Building Below the Waterline by Gordon MacDonald was recommended to me as a book to read on leadership. I'm hesitant about the obsession with 'leadership', especially when it seems to be business world wisdom applied to the church. The book was fine, and readable, but I'm not sure I would recommend it to others.
The title comes from the story of the erection of the Brooklyn Bridge in New York. After months of construction work, there was still no sign of anything visible, and the public began to question the cost and the progress. But the construction firm were building below the waterline, putting in solid foundations so that what was above the water would stand firm, and indeed has done ever since. That's the metaphor MacDonald pursues, urging the reader to build solid foundations in the unseen, private world of the soul, so that public leadership is assured. The book is divided into those two sections - the inner life of a leader, and the outer life of a leader.

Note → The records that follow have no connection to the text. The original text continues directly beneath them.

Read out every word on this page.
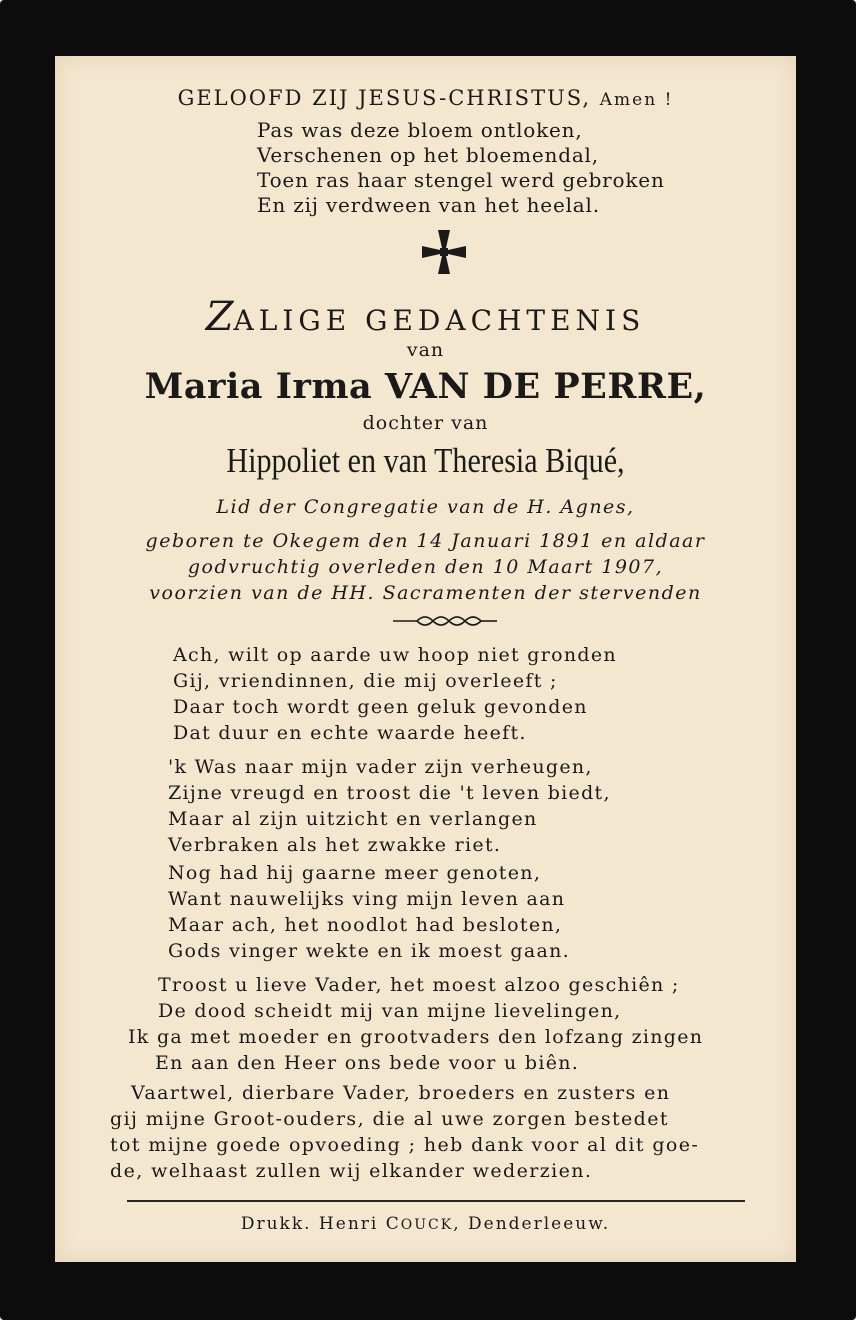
GELOOFD ZIJ JESUS-CHRISTUS, Amen !
Pas was deze bloem ontloken,
Verschenen op het bloemendal,
Toen ras haar stengel werd gebroken
En zij verdween van het heelal.
ZALIGE GEDACHTENIS
van
Maria Irma VAN DE PERRE,
dochter van
Hippoliet en van Theresia Biqué,
Lid der Congregatie van de H. Agnes,
geboren te Okegem den 14 Januari 1891 en aldaar
godvruchtig overleden den 10 Maart 1907,
voorzien van de HH. Sacramenten der stervenden
Ach, wilt op aarde uw hoop niet gronden
Gij, vriendinnen, die mij overleeft ;
Daar toch wordt geen geluk gevonden
Dat duur en echte waarde heeft.
'k Was naar mijn vader zijn verheugen,
Zijne vreugd en troost die 't leven biedt,
Maar al zijn uitzicht en verlangen
Verbraken als het zwakke riet.
Nog had hij gaarne meer genoten,
Want nauwelijks ving mijn leven aan
Maar ach, het noodlot had besloten,
Gods vinger wekte en ik moest gaan.
Troost u lieve Vader, het moest alzoo geschiên ;
De dood scheidt mij van mijne lievelingen,
Ik ga met moeder en grootvaders den lofzang zingen
En aan den Heer ons bede voor u biên.
Vaartwel, dierbare Vader, broeders en zusters en
gij mijne Groot-ouders, die al uwe zorgen bestedet
tot mijne goede opvoeding ; heb dank voor al dit goe-
de, welhaast zullen wij elkander wederzien.
Drukk. Henri COUCK, Denderleeuw.
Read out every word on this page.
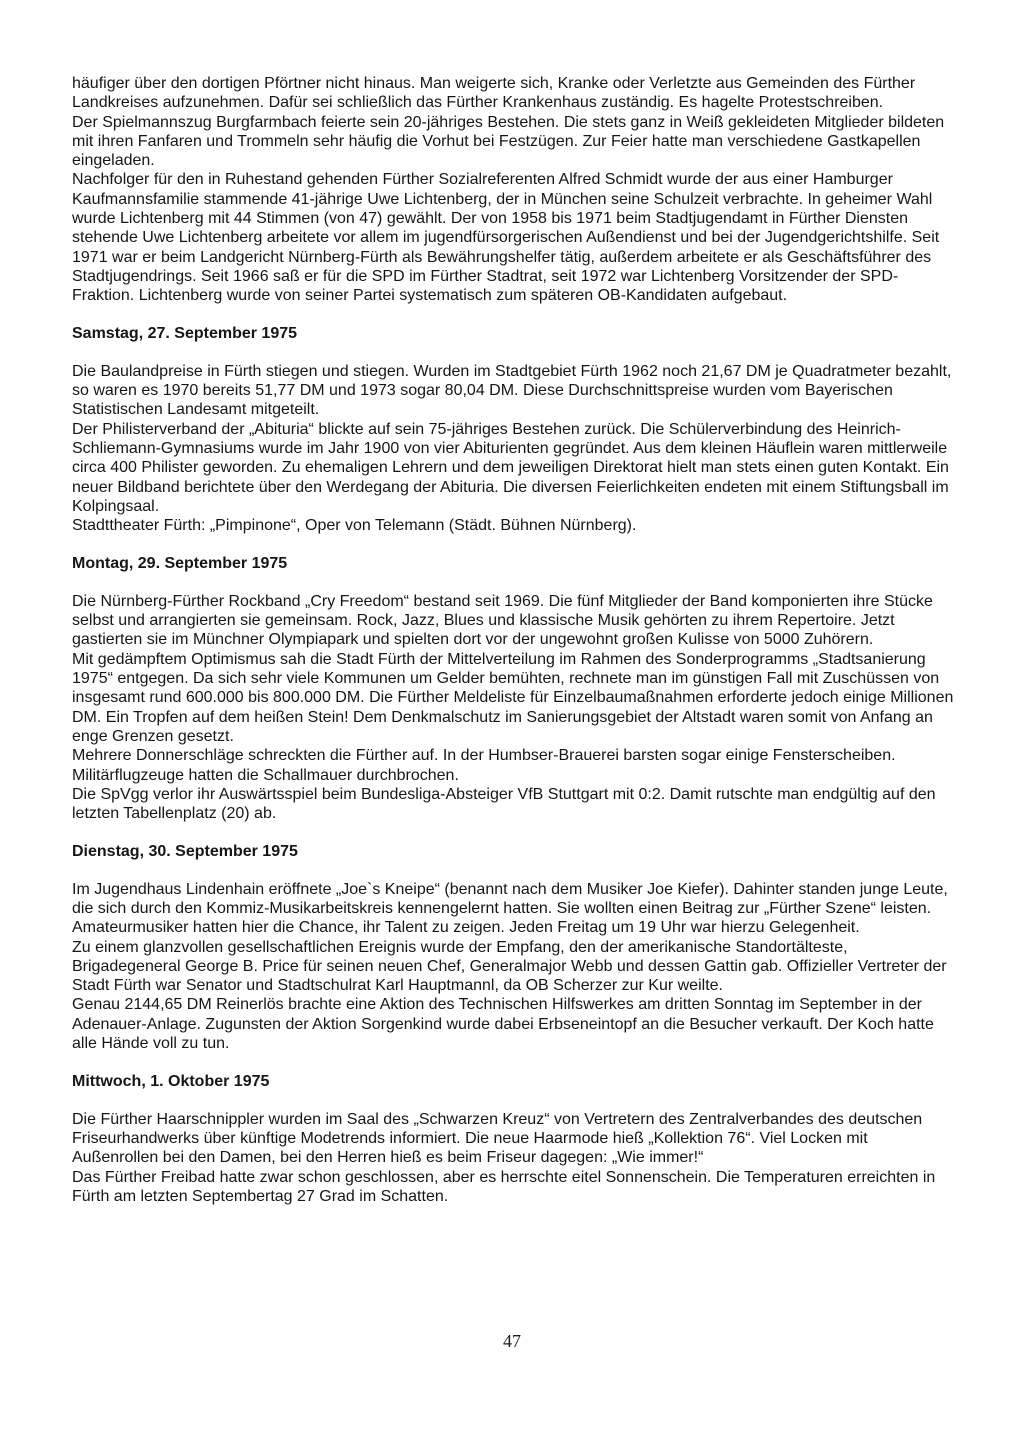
häufiger über den dortigen Pförtner nicht hinaus. Man weigerte sich, Kranke oder Verletzte aus Gemeinden des Fürther Landkreises aufzunehmen. Dafür sei schließlich das Fürther Krankenhaus zuständig. Es hagelte Protestschreiben.

Der Spielmannszug Burgfarmbach feierte sein 20-jähriges Bestehen. Die stets ganz in Weiß gekleideten Mitglieder bildeten mit ihren Fanfaren und Trommeln sehr häufig die Vorhut bei Festzügen. Zur Feier hatte man verschiedene Gastkapellen eingeladen.

Nachfolger für den in Ruhestand gehenden Fürther Sozialreferenten Alfred Schmidt wurde der aus einer Hamburger Kaufmannsfamilie stammende 41-jährige Uwe Lichtenberg, der in München seine Schulzeit verbrachte. In geheimer Wahl wurde Lichtenberg mit 44 Stimmen (von 47) gewählt. Der von 1958 bis 1971 beim Stadtjugendamt in Fürther Diensten stehende Uwe Lichtenberg arbeitete vor allem im jugendfürsorgerischen Außendienst und bei der Jugendgerichtshilfe. Seit 1971 war er beim Landgericht Nürnberg-Fürth als Bewährungshelfer tätig, außerdem arbeitete er als Geschäftsführer des Stadtjugendrings. Seit 1966 saß er für die SPD im Fürther Stadtrat, seit 1972 war Lichtenberg Vorsitzender der SPD-Fraktion. Lichtenberg wurde von seiner Partei systematisch zum späteren OB-Kandidaten aufgebaut.

Samstag, 27. September 1975

Die Baulandpreise in Fürth stiegen und stiegen. Wurden im Stadtgebiet Fürth 1962 noch 21,67 DM je Quadratmeter bezahlt, so waren es 1970 bereits 51,77 DM und 1973 sogar 80,04 DM. Diese Durchschnittspreise wurden vom Bayerischen Statistischen Landesamt mitgeteilt.

Der Philisterverband der „Abituria“ blickte auf sein 75-jähriges Bestehen zurück. Die Schülerverbindung des Heinrich-Schliemann-Gymnasiums wurde im Jahr 1900 von vier Abiturienten gegründet. Aus dem kleinen Häuflein waren mittlerweile circa 400 Philister geworden. Zu ehemaligen Lehrern und dem jeweiligen Direktorat hielt man stets einen guten Kontakt. Ein neuer Bildband berichtete über den Werdegang der Abituria. Die diversen Feierlichkeiten endeten mit einem Stiftungsball im Kolpingsaal.

Stadttheater Fürth: „Pimpinone“, Oper von Telemann (Städt. Bühnen Nürnberg).

Montag, 29. September 1975

Die Nürnberg-Fürther Rockband „Cry Freedom“ bestand seit 1969. Die fünf Mitglieder der Band komponierten ihre Stücke selbst und arrangierten sie gemeinsam. Rock, Jazz, Blues und klassische Musik gehörten zu ihrem Repertoire. Jetzt gastierten sie im Münchner Olympiapark und spielten dort vor der ungewohnt großen Kulisse von 5000 Zuhörern.

Mit gedämpftem Optimismus sah die Stadt Fürth der Mittelverteilung im Rahmen des Sonderprogramms „Stadtsanierung 1975“ entgegen. Da sich sehr viele Kommunen um Gelder bemühten, rechnete man im günstigen Fall mit Zuschüssen von insgesamt rund 600.000 bis 800.000 DM. Die Fürther Meldeliste für Einzelbaumaßnahmen erforderte jedoch einige Millionen DM. Ein Tropfen auf dem heißen Stein! Dem Denkmalschutz im Sanierungsgebiet der Altstadt waren somit von Anfang an enge Grenzen gesetzt.

Mehrere Donnerschläge schreckten die Fürther auf. In der Humbser-Brauerei barsten sogar einige Fensterscheiben. Militärflugzeuge hatten die Schallmauer durchbrochen.

Die SpVgg verlor ihr Auswärtsspiel beim Bundesliga-Absteiger VfB Stuttgart mit 0:2. Damit rutschte man endgültig auf den letzten Tabellenplatz (20) ab.

Dienstag, 30. September 1975

Im Jugendhaus Lindenhain eröffnete „Joe`s Kneipe“ (benannt nach dem Musiker Joe Kiefer). Dahinter standen junge Leute, die sich durch den Kommiz-Musikarbeitskreis kennengelernt hatten. Sie wollten einen Beitrag zur „Fürther Szene“ leisten. Amateurmusiker hatten hier die Chance, ihr Talent zu zeigen. Jeden Freitag um 19 Uhr war hierzu Gelegenheit.

Zu einem glanzvollen gesellschaftlichen Ereignis wurde der Empfang, den der amerikanische Standortälteste, Brigadegeneral George B. Price für seinen neuen Chef, Generalmajor Webb und dessen Gattin gab. Offizieller Vertreter der Stadt Fürth war Senator und Stadtschulrat Karl Hauptmannl, da OB Scherzer zur Kur weilte.

Genau 2144,65 DM Reinerlös brachte eine Aktion des Technischen Hilfswerkes am dritten Sonntag im September in der Adenauer-Anlage. Zugunsten der Aktion Sorgenkind wurde dabei Erbseneintopf an die Besucher verkauft. Der Koch hatte alle Hände voll zu tun.

Mittwoch, 1. Oktober 1975

Die Fürther Haarschnippler wurden im Saal des „Schwarzen Kreuz“ von Vertretern des Zentralverbandes des deutschen Friseurhandwerks über künftige Modetrends informiert. Die neue Haarmode hieß „Kollektion 76“. Viel Locken mit Außenrollen bei den Damen, bei den Herren hieß es beim Friseur dagegen: „Wie immer!“

Das Fürther Freibad hatte zwar schon geschlossen, aber es herrschte eitel Sonnenschein. Die Temperaturen erreichten in Fürth am letzten Septembertag 27 Grad im Schatten.

47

The book comes at the end of MacDonald's career, and acts as a reflection on a life of ministry and leadership. There are many allusions to some kind of breakdown or disgrace, but the story is never told, so the reader coming in ignorance is left in confusion and imagining the worst. Perhaps if this had addressed or explained in some way, the book would have made more sense.
As it is, the chapters are short, the practical application is ready-made, but I'm not sure that there's much of scripture in it. Rather, it seems to be practical pragmatism with some spiritual sweetener on top. It's fine, but not what I'd want to build my life on, above or below the waterline. In a similar vein, I much preferred Letters to a Young Pastor by Calvin Miller.
Building Below the Waterline by Gordon MacDonald is available for Kindle.